Twenty years ago, we officially crossed over into the future, with the fabled ‘year 2000.’ It marked a transition into the time long promised, a year that had been brought out every time someone wanted to show that they were thinking of the future. Then we hit 2001, when we were supposed to be having space odysseys, and 2010, when we should have made contact.
Now, we’re in 2020, which is another significant year because it has connotations with vision. 20/20 is perfect eyesight, and 2020, the year, was the target for strategic plans, grand visions and big proposals. It’s because it’s a nice, round number with a positive connotation, it has a bit of weight to it.
The question is now what the official year of the future is going to be.
Naturally, writers of fiction might decide this for us. 1984 was iconic not because of anything inherently beautiful about the date, but because George Orwell used it as the date of his dystopian nightmare. The next year that is going to be a big deal could easily be one that is part of a popular piece of science fiction, whatever that might be. It probably isn’t written yet.
It could easily a film that gives us our next iconic year. After all, 2001 is still representative of the future even if it technically took place 19 years ago – and honestly, HAL 9000 was basically a male Alexa that doesn’t want to sell you things you don’t need, so we’re inching closer to that reality even if the year is wrong. To be the year in question it will have to be the title of the movie in question.

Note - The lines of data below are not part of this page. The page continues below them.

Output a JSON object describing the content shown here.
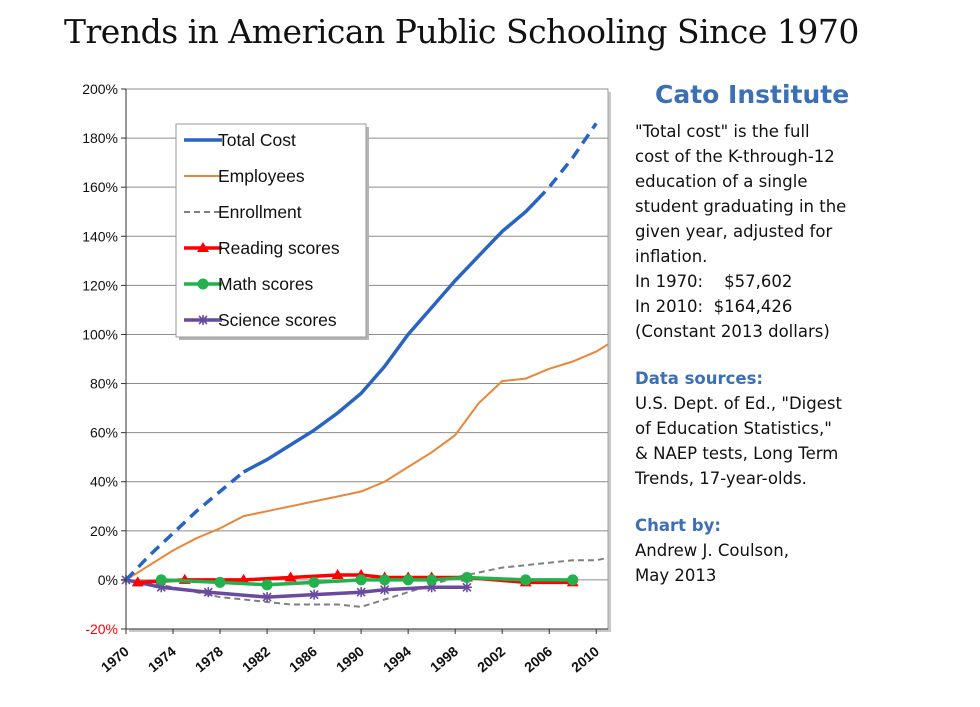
{
  "title": "Trends in American Public Schooling Since 1970",
  "sidebar": {
    "org": "Cato Institute",
    "desc_lines": [
      "\"Total cost\" is the full",
      "cost of the K-through-12",
      "education of a single",
      "student graduating in the",
      "given year, adjusted for",
      "inflation.",
      "In 1970:    $57,602",
      "In 2010:  $164,426",
      "(Constant 2013 dollars)"
    ],
    "sources_heading": "Data sources:",
    "sources_lines": [
      "U.S. Dept. of Ed., \"Digest",
      "of Education Statistics,\"",
      "& NAEP tests, Long Term",
      "Trends, 17-year-olds."
    ],
    "credit_heading": "Chart by:",
    "credit_lines": [
      "Andrew J. Coulson,",
      "May 2013"
    ]
  },
  "chart_data": {
    "type": "line",
    "title": "",
    "xlabel": "",
    "ylabel": "",
    "xlim": [
      1970,
      2011
    ],
    "ylim": [
      -20,
      200
    ],
    "y_ticks": [
      -20,
      0,
      20,
      40,
      60,
      80,
      100,
      120,
      140,
      160,
      180,
      200
    ],
    "y_tick_labels": [
      "-20%",
      "0%",
      "20%",
      "40%",
      "60%",
      "80%",
      "100%",
      "120%",
      "140%",
      "160%",
      "180%",
      "200%"
    ],
    "x_tick_labels": [
      "1970",
      "1974",
      "1978",
      "1982",
      "1986",
      "1990",
      "1994",
      "1998",
      "2002",
      "2006",
      "2010"
    ],
    "grid": true,
    "legend_position": "top-left",
    "series": [
      {
        "name": "Total Cost",
        "color": "#2a64c3",
        "style": "solid-dashed",
        "x": [
          1970,
          1972,
          1974,
          1976,
          1978,
          1980,
          1982,
          1984,
          1986,
          1988,
          1990,
          1992,
          1994,
          1996,
          1998,
          2000,
          2002,
          2004,
          2006,
          2008,
          2010
        ],
        "values": [
          0,
          10,
          19,
          28,
          36,
          44,
          49,
          55,
          61,
          68,
          76,
          87,
          100,
          111,
          122,
          132,
          142,
          150,
          160,
          172,
          186
        ],
        "dashed_ranges": [
          [
            1970,
            1980
          ],
          [
            2005,
            2010
          ]
        ]
      },
      {
        "name": "Employees",
        "color": "#e8873a",
        "style": "solid",
        "x": [
          1970,
          1972,
          1974,
          1976,
          1978,
          1980,
          1982,
          1984,
          1986,
          1988,
          1990,
          1992,
          1994,
          1996,
          1998,
          2000,
          2002,
          2004,
          2006,
          2008,
          2010,
          2011
        ],
        "values": [
          0,
          6,
          12,
          17,
          21,
          26,
          28,
          30,
          32,
          34,
          36,
          40,
          46,
          52,
          59,
          72,
          81,
          82,
          86,
          89,
          93,
          96
        ]
      },
      {
        "name": "Enrollment",
        "color": "#7f7f7f",
        "style": "dashed",
        "x": [
          1970,
          1972,
          1974,
          1976,
          1978,
          1980,
          1982,
          1984,
          1986,
          1988,
          1990,
          1992,
          1994,
          1996,
          1998,
          2000,
          2002,
          2004,
          2006,
          2008,
          2010,
          2011
        ],
        "values": [
          0,
          -1,
          -3,
          -5,
          -7,
          -8,
          -9,
          -10,
          -10,
          -10,
          -11,
          -8,
          -5,
          -2,
          1,
          3,
          5,
          6,
          7,
          8,
          8,
          9
        ]
      },
      {
        "name": "Reading scores",
        "color": "#ff0000",
        "style": "marker-triangle",
        "x": [
          1971,
          1975,
          1980,
          1984,
          1988,
          1990,
          1992,
          1994,
          1996,
          1999,
          2004,
          2008
        ],
        "values": [
          -1,
          0,
          0,
          1,
          2,
          2,
          1,
          1,
          1,
          1,
          -1,
          -1
        ]
      },
      {
        "name": "Math scores",
        "color": "#22b14c",
        "style": "marker-circle",
        "x": [
          1973,
          1978,
          1982,
          1986,
          1990,
          1992,
          1994,
          1996,
          1999,
          2004,
          2008
        ],
        "values": [
          0,
          -1,
          -2,
          -1,
          0,
          0,
          0,
          0,
          1,
          0,
          0
        ]
      },
      {
        "name": "Science scores",
        "color": "#6a4a9e",
        "style": "marker-star",
        "x": [
          1970,
          1973,
          1977,
          1982,
          1986,
          1990,
          1992,
          1996,
          1999
        ],
        "values": [
          0,
          -3,
          -5,
          -7,
          -6,
          -5,
          -4,
          -3,
          -3
        ]
      }
    ]
  }
}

It could easily be a game that gives us that year. That said, many games like to hedge their bets when naming a specific year. I’ll give credit for that trope to Mega Man, which was originally set in 200X.
In all honesty, I struggle to think of much fiction that really goes front and center with a year. There is the Hong Kong drama 2046, which has a science fiction story in it, but derives its title from a hotel room. There’s Blade Runner 2049, which wasn’t a huge hit, but does have a year right there in the title. There’s also the game 2064: Read Only Memories, which I know very little about. But, beside each other, these titles make an interesting suggestion.
Will the next ‘year of the future’ be built around fours? All three of these titles have a 4 in them. Two have sixes, one has a nine, so a multiple of three. You would look at those titles and think people are attracted to 4s, 6s and 9s, and wonder if that’s going to influence where we go when picking a year in the future.
The Blade Runner title might be most telling of all, however, because it’s ending in a 9, which suggests that it’s right before a big change. It’s the future, but right before a decade change - there’s a future following that future, in other words. 2049 is almost there, but there’s another year after it, and that’s the one that really represents the future.
It’s going to be 2050, which doesn’t have a 4, 6 or a 9, but it does represent the future. It’s half way to a new century, it’s far off but attainable. It represents an achievable goal and looks somewhat cool as well. Watch, 2050 will soon be the official year of the future, just like the present was in the past.